PETの利点、欠点を知り、PETで見つけるのが苦手ながんはほかの検査で補い、予防にも目を向けてほしいと思います。
弱点を補う検査としては、脳MRI、胃X線・胃カメラ(内視鏡検査)、腹部超音波検査(エコー検査)、便潜血・大腸カメラ、マンモグラフィ・乳腺超音波検査、子宮がん検診、前立腺腫瘍マーカー(PSA)などがあります。
例えば、腹部超音波検査というのは、放射線も使いませんし、非常に簡単で繰り返しできる、有効性の高い検査であり、有益です。
腎臓がんと膵臓がんの早期がんの超音波画像を示しておきます。
図19aでは、腎臓に1センチ強のがんが見えています。膵臓がんは難治性の治りにくいがんの代表例ですが、図19bの矢印のところに黒い固まりが見えます。この方は早期の膵臓がんで、手術をされてから8年経ちますが、再発もなく完治しました。
このように、PETの弱点を補う検査も有効な場合が多くあります。がん以外の病変が見つかることもありますから、お勧めしたいと思います。


南東北医療クリニックのPETがんドック

当施設のPETがんドックを一例として解説します(図20)。検診内容や金額によって大きく4つのコースがあります。
できるだけがんの早期発見に繋がるよう、対策型がん検診も上手に組み合わせてコースを選択してほしいと思います。
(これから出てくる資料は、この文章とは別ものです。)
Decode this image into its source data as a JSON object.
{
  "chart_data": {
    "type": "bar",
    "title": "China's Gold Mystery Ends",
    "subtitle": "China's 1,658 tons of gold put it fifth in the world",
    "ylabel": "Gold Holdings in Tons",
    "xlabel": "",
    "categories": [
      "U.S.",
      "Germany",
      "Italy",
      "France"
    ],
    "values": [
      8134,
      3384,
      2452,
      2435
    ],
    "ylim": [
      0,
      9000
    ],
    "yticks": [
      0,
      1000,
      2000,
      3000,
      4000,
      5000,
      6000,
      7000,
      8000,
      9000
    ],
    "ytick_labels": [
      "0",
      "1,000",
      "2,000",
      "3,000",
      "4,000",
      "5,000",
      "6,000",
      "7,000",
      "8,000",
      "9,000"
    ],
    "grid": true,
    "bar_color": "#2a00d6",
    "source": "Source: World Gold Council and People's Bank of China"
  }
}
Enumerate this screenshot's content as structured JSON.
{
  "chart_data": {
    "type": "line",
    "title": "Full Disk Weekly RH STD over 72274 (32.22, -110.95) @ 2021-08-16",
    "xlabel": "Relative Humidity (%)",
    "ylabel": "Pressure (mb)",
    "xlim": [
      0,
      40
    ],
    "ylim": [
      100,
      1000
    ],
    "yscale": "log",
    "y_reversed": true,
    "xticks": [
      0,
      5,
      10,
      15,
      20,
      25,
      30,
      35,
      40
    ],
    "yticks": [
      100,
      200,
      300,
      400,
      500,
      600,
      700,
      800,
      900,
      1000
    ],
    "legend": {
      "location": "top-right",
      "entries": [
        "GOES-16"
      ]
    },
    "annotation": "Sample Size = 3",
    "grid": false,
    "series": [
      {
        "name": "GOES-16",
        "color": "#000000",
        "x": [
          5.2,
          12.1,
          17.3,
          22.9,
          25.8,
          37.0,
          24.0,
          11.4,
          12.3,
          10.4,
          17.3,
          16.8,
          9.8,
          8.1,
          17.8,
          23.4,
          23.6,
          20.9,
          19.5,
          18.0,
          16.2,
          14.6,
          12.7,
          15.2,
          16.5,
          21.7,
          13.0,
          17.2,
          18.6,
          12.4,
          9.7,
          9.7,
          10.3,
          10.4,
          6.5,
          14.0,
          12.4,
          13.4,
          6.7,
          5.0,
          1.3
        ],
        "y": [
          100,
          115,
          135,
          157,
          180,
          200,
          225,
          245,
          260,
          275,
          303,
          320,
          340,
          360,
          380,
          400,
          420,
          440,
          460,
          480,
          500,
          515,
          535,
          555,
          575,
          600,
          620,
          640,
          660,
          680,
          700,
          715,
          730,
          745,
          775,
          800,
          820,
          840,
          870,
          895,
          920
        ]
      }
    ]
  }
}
Sコースは一番がんの見逃しが少ない検査となっています。
1泊2日ですが、いろいろな検査をPETがんドックで一回ですませたいという方は、このコースを選んで頂くと良いでしょう。年1回のドック受診と、女性の方は、加えて2年に一度の乳がん検診、子宮がん検診を加えて頂ければと思います。
Aコースは対策型がん検診をきちんと受けている、という方向けに用意しているコースです。
1日でできるので便利な一方、胃の内視鏡検査は省いていますから、対策型検診で受けるX線や内視鏡検査で胃の検査は補える、という方が対象となりますね。
2年に一度受けて頂き、腹部超音波検査については毎年受けるようにしてほしいと思います。また、女性の方は、2年に一度の乳がん検診、子宮がん検診を加えてください。
CコースPET検診コースは、任意型のみならず、対策型のがん検診もまめに受けている方向けです。
内視鏡、あるいは甲状腺のエコーも受けていたり、腹部超音波検査も毎年欠かさず受けているという方で、前立腺がん検査のPSA測定も受けたいという方はCコースを、前立腺がん検査も毎年受けているという方はPETとCTを合わせたPET検診コースをお勧めしています。2年に一度は受けて頂くと良いと思います。
いずれにせよ、年に一度はがん検診を受けるよう、心がけて頂きたいと思います。